The final day, however, provided the best preview of what this place can be mid-season in a good snow year. The resort started running the Lightning Ridge snowcat, and a few dozen folks turned out early Monday morning to catch the first rides. While you can hike or skin to the same powder stashes — and many more I'll have to try on my next visit — the 'cat gets you there in maybe 15 minutes...which is nice, because the process of getting back to that starting spot is a 90-minute, multiple-lift traipse, quite the circuit for a shot at two or three minutes of snow-surfing bliss.
And yet, as seasoned sidecountry and backcountry skiers and riders know, those precious moments are what it’s all about: the elusive, effortless float through deep untouched powder that you’ll never forget. As an East Coaster who makes it out west a couple times a year, I treasure those rare runs, traveling as far as Canada, Alaska, Europe and Japan in search of them. And while our 10-minute hikes beyond the cat drop-off point did not result in the greatest powder I’ve ever seen — Japan still has that distinction on lock — it was easily the best powder I’ve ridden in December.
This little video clip — shot using the excellent Insta360 ONE X2 camera mentioned above — doesn't really do it justice but perhaps it'll give you a sense of what it's like to ease into early-season freshness and revel in some sweet turns before your buddy advises you to go right.
Suffice it to say, it’s already earned a special place in my powder paradise memory banks. Trust me. Or don’t. That'll just leave a bit more fresh pow at this winter wonderland for the rest of us.
For skiers and riders — can we just call them sk’riders by now? — one of Utah’s big claims to fame is the swath of world-class resorts so close to the airport, you can fly into Salt Lake City in the morning and be shredding by noon. That's literally true: Snowbird, Alta, Solitude, Park City and Deer Valley can all be reached in 40 minutes or less.
But that hype obscures the fact that places like Snow Basin (45 minutes) and Powder Mountain aren’t that much farther away. Based in the tiny town of Eden, Pow Mow is 56.8 miles north of SLC, about a 70-minute drive. Relatively speaking, that’s off the beaten path, part of what has kept this place off the mainstream radar. But it’s also 20 minutes less than the drive from Denver International Airport to Loveland Ski Area, which is Colorado’s closest major resort to its biggest airport.

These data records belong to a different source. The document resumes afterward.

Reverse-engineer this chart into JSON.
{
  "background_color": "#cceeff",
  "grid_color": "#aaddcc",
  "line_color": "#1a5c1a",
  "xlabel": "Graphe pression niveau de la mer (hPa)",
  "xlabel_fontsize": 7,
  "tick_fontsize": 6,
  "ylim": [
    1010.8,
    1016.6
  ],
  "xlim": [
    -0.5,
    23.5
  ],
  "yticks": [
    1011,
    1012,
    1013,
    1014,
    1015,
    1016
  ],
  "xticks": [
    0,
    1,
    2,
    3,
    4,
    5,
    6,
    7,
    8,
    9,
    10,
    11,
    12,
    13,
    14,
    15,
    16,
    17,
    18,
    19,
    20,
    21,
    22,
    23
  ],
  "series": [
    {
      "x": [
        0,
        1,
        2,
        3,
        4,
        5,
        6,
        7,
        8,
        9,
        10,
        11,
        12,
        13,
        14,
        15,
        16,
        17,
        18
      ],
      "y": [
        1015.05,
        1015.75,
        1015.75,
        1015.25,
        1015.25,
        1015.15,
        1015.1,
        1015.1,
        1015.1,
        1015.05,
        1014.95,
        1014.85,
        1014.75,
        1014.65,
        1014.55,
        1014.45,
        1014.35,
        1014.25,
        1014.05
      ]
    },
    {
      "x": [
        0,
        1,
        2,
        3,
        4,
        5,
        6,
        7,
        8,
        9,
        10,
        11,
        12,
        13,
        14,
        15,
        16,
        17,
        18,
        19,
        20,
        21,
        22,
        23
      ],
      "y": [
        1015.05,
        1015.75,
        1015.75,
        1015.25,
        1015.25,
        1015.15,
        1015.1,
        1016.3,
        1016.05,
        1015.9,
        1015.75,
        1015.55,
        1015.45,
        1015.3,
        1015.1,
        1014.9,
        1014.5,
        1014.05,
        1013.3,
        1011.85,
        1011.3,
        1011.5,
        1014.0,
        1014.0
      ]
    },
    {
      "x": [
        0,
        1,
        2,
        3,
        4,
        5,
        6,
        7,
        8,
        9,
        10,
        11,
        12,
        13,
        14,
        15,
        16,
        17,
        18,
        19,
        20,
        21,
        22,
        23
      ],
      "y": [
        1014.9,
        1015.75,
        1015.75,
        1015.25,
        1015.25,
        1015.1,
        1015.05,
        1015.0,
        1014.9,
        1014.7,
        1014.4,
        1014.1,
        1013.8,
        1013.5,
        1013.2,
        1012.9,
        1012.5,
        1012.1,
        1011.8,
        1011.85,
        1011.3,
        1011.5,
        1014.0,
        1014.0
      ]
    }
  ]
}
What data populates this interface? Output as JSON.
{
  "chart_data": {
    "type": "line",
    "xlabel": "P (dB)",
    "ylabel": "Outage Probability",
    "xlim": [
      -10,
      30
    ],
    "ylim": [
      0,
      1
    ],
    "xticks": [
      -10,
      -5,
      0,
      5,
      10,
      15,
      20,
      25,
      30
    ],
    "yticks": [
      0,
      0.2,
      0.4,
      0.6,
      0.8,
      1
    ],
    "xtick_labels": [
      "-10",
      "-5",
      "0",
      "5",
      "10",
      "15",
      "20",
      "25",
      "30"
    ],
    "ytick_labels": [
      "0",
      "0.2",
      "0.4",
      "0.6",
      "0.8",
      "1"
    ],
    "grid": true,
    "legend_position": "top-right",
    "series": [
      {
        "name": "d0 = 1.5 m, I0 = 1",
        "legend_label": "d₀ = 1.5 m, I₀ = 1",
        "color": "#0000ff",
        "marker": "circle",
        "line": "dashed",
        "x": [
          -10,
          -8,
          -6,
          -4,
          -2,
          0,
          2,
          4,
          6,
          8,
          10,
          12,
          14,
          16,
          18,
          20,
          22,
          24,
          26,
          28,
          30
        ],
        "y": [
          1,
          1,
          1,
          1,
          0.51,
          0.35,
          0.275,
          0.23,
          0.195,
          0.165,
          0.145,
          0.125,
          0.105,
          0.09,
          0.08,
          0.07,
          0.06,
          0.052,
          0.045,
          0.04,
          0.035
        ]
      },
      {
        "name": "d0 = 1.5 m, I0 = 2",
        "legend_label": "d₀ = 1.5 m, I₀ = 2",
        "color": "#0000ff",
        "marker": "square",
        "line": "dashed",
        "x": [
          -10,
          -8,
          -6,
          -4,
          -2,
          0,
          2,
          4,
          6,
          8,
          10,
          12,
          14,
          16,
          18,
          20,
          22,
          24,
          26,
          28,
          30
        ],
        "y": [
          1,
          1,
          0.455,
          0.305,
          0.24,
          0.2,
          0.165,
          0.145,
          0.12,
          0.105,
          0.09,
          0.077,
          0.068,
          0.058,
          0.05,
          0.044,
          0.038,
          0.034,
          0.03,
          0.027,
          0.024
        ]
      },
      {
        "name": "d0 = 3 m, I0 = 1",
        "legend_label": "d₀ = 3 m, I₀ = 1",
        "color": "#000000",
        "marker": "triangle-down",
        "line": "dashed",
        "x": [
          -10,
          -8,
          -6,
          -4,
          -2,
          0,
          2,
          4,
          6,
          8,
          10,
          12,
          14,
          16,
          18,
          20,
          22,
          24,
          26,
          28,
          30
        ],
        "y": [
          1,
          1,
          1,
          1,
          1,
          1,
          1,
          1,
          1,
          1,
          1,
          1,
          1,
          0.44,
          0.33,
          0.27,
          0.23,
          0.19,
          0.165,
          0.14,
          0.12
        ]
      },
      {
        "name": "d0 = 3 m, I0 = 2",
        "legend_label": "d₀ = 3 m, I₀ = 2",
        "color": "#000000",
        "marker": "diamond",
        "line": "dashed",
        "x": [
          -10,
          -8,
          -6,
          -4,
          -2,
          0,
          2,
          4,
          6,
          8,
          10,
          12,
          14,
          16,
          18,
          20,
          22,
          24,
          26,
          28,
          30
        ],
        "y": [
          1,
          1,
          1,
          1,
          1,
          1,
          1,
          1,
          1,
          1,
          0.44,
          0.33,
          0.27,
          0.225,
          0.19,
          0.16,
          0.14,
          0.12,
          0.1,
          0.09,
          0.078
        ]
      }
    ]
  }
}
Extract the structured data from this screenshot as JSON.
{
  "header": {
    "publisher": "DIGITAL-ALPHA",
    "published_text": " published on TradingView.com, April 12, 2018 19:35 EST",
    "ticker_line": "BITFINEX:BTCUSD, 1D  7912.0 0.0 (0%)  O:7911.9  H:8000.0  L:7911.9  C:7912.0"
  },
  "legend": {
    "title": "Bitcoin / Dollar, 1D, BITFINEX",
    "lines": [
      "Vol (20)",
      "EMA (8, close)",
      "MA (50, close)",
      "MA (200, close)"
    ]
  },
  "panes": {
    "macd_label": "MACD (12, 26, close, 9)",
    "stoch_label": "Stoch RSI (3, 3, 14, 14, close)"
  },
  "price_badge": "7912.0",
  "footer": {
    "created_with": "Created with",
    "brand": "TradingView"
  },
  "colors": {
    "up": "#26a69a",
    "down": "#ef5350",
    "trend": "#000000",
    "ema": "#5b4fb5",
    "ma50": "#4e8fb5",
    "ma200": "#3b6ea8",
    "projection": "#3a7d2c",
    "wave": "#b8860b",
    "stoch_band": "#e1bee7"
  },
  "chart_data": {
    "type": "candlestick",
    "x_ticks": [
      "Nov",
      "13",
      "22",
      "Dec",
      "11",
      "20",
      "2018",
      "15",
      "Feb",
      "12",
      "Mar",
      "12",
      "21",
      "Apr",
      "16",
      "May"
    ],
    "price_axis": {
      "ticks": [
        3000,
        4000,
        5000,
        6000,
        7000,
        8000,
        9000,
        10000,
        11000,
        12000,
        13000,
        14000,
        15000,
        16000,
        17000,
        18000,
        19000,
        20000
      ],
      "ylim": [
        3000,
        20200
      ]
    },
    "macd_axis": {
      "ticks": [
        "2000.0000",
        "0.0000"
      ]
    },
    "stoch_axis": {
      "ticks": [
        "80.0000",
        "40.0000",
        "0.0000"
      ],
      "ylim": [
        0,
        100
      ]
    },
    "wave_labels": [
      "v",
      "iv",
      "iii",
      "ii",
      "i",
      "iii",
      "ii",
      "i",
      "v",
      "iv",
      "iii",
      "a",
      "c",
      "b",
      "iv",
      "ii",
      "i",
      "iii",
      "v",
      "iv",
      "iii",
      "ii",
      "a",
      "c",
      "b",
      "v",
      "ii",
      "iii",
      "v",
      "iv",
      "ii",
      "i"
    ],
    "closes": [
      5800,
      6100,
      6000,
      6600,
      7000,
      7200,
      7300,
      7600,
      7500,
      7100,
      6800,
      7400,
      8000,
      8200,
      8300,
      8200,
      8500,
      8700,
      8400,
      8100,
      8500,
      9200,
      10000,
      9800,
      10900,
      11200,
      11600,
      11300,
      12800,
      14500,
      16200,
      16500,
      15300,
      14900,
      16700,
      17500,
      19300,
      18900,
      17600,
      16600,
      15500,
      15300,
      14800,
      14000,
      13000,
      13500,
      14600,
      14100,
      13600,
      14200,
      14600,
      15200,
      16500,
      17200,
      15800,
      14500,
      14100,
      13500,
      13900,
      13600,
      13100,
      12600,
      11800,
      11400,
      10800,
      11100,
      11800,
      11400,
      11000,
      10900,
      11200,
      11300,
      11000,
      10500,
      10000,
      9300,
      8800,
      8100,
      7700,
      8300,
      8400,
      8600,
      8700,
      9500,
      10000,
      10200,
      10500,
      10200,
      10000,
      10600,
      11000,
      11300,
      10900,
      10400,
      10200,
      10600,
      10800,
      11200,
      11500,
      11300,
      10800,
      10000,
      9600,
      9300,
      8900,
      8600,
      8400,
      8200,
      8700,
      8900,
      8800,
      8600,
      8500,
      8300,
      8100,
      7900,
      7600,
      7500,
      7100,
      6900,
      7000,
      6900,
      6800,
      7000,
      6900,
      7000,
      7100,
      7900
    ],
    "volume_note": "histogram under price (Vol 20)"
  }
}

The best place to lodge is Ogden, a fun town about a half-hour from the mountain. It’s just under half the size of Salt Lake City, with enough wallet-friendly eateries to keep your belly full. I recommend Slackwater Pub & Pizzeria for creative pies and a huge beer selection and No Manches Way for fantastic birria tacos. But I mean...nobody really goes to Utah for the nightlife anyway, do they?